The Agency is updating its regulations on carbon sequestration to include a new class of well specifically designed for underground storage of carbon dioxode. Other classes of well already defined allow for the injection of carbon dioxide for oil recovery, and experimental projects.

The EPA's rules, now open for a 120-day consultation period, set out regulations for the construction, monitoring and decommissioning of wells specifically designed for carbon sequestration.

The move is the latest in a series of high-profile moves by the US government designed to support technologies capable of minimising emissions from fossil fuels. The Bush administration has repeatedly advocated the use of technologies that will allow the US to curb emissions while continuing to exploit its vast coal reserves and last month the DoE pledged $1.3bn in funding for clean coal programmes, many of which will rely heavily on carbon sequestration for their operations.

Others are turning to the oceans for storage. A team of scientists from the University of Columbia’s Lamont-Doherty Earth Observatory has proposed storing carbon in an undersea basalt plate off the western coast of the US, extending from Washington state to California.
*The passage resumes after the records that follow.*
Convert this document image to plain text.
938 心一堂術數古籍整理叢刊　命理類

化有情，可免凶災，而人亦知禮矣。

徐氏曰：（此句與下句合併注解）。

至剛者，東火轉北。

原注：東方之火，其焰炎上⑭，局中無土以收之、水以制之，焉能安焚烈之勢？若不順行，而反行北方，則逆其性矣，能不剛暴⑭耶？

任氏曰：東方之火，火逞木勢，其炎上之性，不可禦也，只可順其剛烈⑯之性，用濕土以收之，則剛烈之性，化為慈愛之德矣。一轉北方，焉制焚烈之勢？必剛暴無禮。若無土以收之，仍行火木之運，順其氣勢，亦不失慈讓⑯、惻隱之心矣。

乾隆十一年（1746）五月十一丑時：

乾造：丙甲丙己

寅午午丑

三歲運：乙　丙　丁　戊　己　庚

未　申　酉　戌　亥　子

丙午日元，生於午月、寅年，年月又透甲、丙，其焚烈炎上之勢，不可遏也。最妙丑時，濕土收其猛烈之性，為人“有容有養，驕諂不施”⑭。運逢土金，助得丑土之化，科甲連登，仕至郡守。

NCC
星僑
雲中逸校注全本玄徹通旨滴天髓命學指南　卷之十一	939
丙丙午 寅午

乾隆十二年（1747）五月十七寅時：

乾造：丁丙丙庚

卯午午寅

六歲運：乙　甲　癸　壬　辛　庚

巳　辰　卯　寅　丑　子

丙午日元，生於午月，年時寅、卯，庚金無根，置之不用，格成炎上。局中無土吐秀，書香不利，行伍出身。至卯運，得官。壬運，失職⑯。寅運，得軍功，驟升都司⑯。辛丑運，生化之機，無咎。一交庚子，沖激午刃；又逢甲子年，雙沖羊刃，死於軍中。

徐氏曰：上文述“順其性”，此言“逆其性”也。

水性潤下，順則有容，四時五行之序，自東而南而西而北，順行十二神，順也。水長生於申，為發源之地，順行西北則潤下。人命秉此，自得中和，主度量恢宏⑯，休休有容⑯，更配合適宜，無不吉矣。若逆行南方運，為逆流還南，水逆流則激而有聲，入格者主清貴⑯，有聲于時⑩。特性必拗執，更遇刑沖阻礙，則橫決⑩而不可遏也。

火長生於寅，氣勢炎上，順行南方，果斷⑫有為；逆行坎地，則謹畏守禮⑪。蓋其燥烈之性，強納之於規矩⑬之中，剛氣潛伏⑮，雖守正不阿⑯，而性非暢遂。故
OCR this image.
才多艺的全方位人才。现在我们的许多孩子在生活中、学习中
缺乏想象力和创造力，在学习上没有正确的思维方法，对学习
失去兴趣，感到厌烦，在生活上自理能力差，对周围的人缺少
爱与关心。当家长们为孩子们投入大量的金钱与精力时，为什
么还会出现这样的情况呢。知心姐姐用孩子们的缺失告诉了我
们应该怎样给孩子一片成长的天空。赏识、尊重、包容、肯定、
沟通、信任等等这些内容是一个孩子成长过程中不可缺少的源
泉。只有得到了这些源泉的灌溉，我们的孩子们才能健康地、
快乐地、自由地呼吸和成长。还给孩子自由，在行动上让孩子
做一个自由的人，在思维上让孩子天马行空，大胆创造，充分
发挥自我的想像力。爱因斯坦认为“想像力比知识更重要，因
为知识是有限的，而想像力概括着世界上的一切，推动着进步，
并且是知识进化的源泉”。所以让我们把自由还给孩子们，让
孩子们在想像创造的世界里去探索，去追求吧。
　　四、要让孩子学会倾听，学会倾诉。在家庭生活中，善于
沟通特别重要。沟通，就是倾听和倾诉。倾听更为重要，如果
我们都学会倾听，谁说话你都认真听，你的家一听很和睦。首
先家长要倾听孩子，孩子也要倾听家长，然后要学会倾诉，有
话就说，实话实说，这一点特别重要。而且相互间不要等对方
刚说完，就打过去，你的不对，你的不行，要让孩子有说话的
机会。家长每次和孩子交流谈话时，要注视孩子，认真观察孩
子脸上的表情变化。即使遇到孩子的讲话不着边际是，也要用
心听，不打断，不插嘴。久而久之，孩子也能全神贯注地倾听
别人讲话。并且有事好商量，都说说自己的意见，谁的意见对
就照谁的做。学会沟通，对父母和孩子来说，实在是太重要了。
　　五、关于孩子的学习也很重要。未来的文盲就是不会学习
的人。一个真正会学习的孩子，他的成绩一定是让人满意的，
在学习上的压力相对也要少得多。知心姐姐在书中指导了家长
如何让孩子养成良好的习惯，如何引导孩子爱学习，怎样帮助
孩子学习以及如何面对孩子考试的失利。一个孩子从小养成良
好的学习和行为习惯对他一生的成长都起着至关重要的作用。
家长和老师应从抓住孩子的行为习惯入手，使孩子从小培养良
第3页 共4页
The basalt in the plate would gradually convert liquified CO2 to limestome, said Taro Takahashi, co-author of a paper on the subject published in the Proceedings of the National Academy of Sciences. The paper claims that the plate is potentially large enough to store a century's worth of US carbon emissions.

"It's large, secure, and away from civilisation. The disadvantage is that it's also somewhat distant from industrial civilisation," said lead author David Goldberg, who has examined the costs of transporting CO2 by pipeline from industrial centres on the west coast. "We're looking at this as a moderate to long-term solution on where you put the CO2."

The nearest offshore plate on the eastern seaboard – where according to the Vulcan project more of the nation’s 1.7GT of annual industrial CO2 emissions take place – is in the mid-Atlantic, making it commercially unviable as a storage site.